About nine on Monday I got a tweet saying they were in Corn St, and Matt Smith was about to turn up on set. I was tempted to go and have a gander, but wanted an early night. After some consideration, I decided that it would be worth getting into, I mean, out of bed, for David Tennant but not Matt Smith. So I went and did something more exciting than gawking at an actor and some cardboard props, I got myself some real space action.
That's it. It's pretty hot, right? No, look, its not a speck of fluff! Honestly. That tiny point of light is the International Space Station. I'd been told it would turn up at 9.19BST, travelling West to East, so I went out a couple of minutes before, and stood on the street corner where you can get a good view of the sky. It's not far from the airport, there's a lot of air traffic, and I wasn't sure how to tell it wasn't a plane. Right on cue, something I thought might be the ISS appeared. So did a man with a Maasai-style ear-piercings and an African accent, who politely enquired why I was squinting up into the night.

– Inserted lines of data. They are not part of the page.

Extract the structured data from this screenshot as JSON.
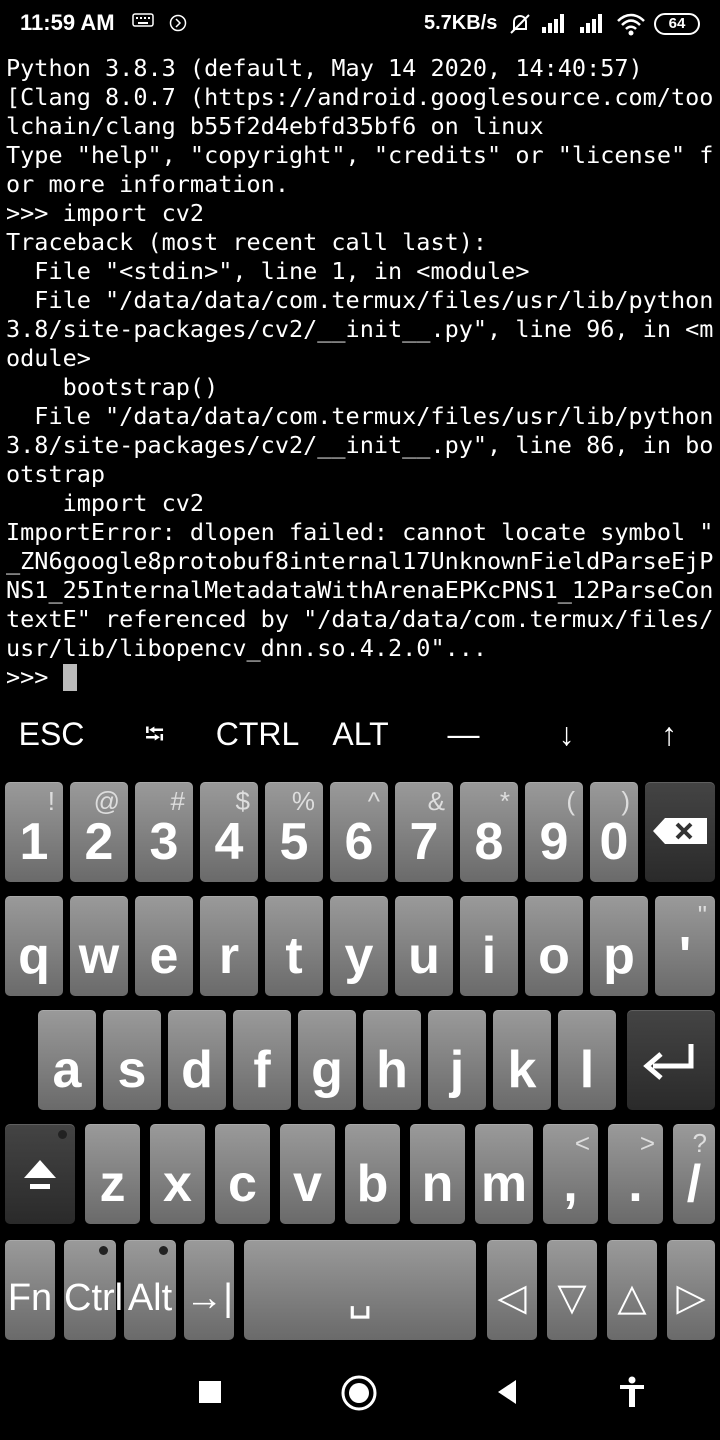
{
  "status_bar": {
    "time": "11:59 AM",
    "network_speed": "5.7KB/s",
    "battery": "64",
    "icons": [
      "keyboard-icon",
      "circle-icon",
      "bell-muted-icon",
      "signal-icon",
      "signal-icon",
      "wifi-icon",
      "battery-icon"
    ]
  },
  "terminal": {
    "lines": [
      "Python 3.8.3 (default, May 14 2020, 14:40:57)",
      "[Clang 8.0.7 (https://android.googlesource.com/too",
      "lchain/clang b55f2d4ebfd35bf6 on linux",
      "Type \"help\", \"copyright\", \"credits\" or \"license\" f",
      "or more information.",
      ">>> import cv2",
      "Traceback (most recent call last):",
      "  File \"<stdin>\", line 1, in <module>",
      "  File \"/data/data/com.termux/files/usr/lib/python",
      "3.8/site-packages/cv2/__init__.py\", line 96, in <m",
      "odule>",
      "    bootstrap()",
      "  File \"/data/data/com.termux/files/usr/lib/python",
      "3.8/site-packages/cv2/__init__.py\", line 86, in bo",
      "otstrap",
      "    import cv2",
      "ImportError: dlopen failed: cannot locate symbol \"",
      "_ZN6google8protobuf8internal17UnknownFieldParseEjP",
      "NS1_25InternalMetadataWithArenaEPKcPNS1_12ParseCon",
      "textE\" referenced by \"/data/data/com.termux/files/",
      "usr/lib/libopencv_dnn.so.4.2.0\"..."
    ],
    "prompt": ">>> "
  },
  "extra_keys": {
    "esc": "ESC",
    "tab": "⭾",
    "ctrl": "CTRL",
    "alt": "ALT",
    "dash": "—",
    "down": "↓",
    "up": "↑"
  },
  "keyboard": {
    "row1": [
      {
        "main": "1",
        "sub": "!"
      },
      {
        "main": "2",
        "sub": "@"
      },
      {
        "main": "3",
        "sub": "#"
      },
      {
        "main": "4",
        "sub": "$"
      },
      {
        "main": "5",
        "sub": "%"
      },
      {
        "main": "6",
        "sub": "^"
      },
      {
        "main": "7",
        "sub": "&"
      },
      {
        "main": "8",
        "sub": "*"
      },
      {
        "main": "9",
        "sub": "("
      },
      {
        "main": "0",
        "sub": ")"
      }
    ],
    "row2": [
      "q",
      "w",
      "e",
      "r",
      "t",
      "y",
      "u",
      "i",
      "o",
      "p"
    ],
    "row2_quote": {
      "main": "'",
      "sub": "\""
    },
    "row3": [
      "a",
      "s",
      "d",
      "f",
      "g",
      "h",
      "j",
      "k",
      "l"
    ],
    "row4": [
      "z",
      "x",
      "c",
      "v",
      "b",
      "n",
      "m"
    ],
    "row4_punct": [
      {
        "main": ",",
        "sub": "<"
      },
      {
        "main": ".",
        "sub": ">"
      },
      {
        "main": "/",
        "sub": "?"
      }
    ],
    "row5": {
      "fn": "Fn",
      "ctrl": "Ctrl",
      "alt": "Alt",
      "tab": "→|",
      "space": "␣",
      "left": "◁",
      "down": "▽",
      "up": "△",
      "right": "▷"
    }
  }
}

“I think that's the International Space Station,' I said. “There's six people on board.” (I know this because of this useful website).
“That's quite interesting,” said Maasai-ears. We both peered at the passing light for a bit. It went past. It really didn't have any tail lights. It really was a space station. I took this rubbish photo. Maasai-ears went off, and so did I.
It was the most exciting thing that'd happened in ages. I felt like a kid in a movie, waving at a bi-plane. History being made. Humanity, casting off its surly bonds, that kind of thing. Then I thought of how often I glance up and mutter, 'ugh, Easyjet'. How I loved it when the Eyjafjallajökull volcano cleared the sky, and it was empty and beautiful. In fifty years time, will we all be looking up and going 'ugh, seventeen space stations now. Why don't they all just bog off so I can look at the stars?'
Space exploration and science in general are doing amazing things right now. Finding possible sites for life inside our own solar system. Taking photos of Mars. Smashing up atoms under a mountain in Switzerland. Even communications systems which we already take for granted, which mean that I can idly message someone in another hemisphere – 'yaaaay, I saw a spaceship!' - so they can laugh and humour me. Maasai-ears probably logged into Facebook, to tell friends in back home. Twenty years ago, we'd have both had to wait a week for a letter to be delivered.
When you look at this photo from the space station, you can see us, all lit up and connected. It is breathtaking and beautiful, isn't it? Not to mention a little scary. But I'm still a kid in a field, waving at a bi-plane, in a funny sort of way.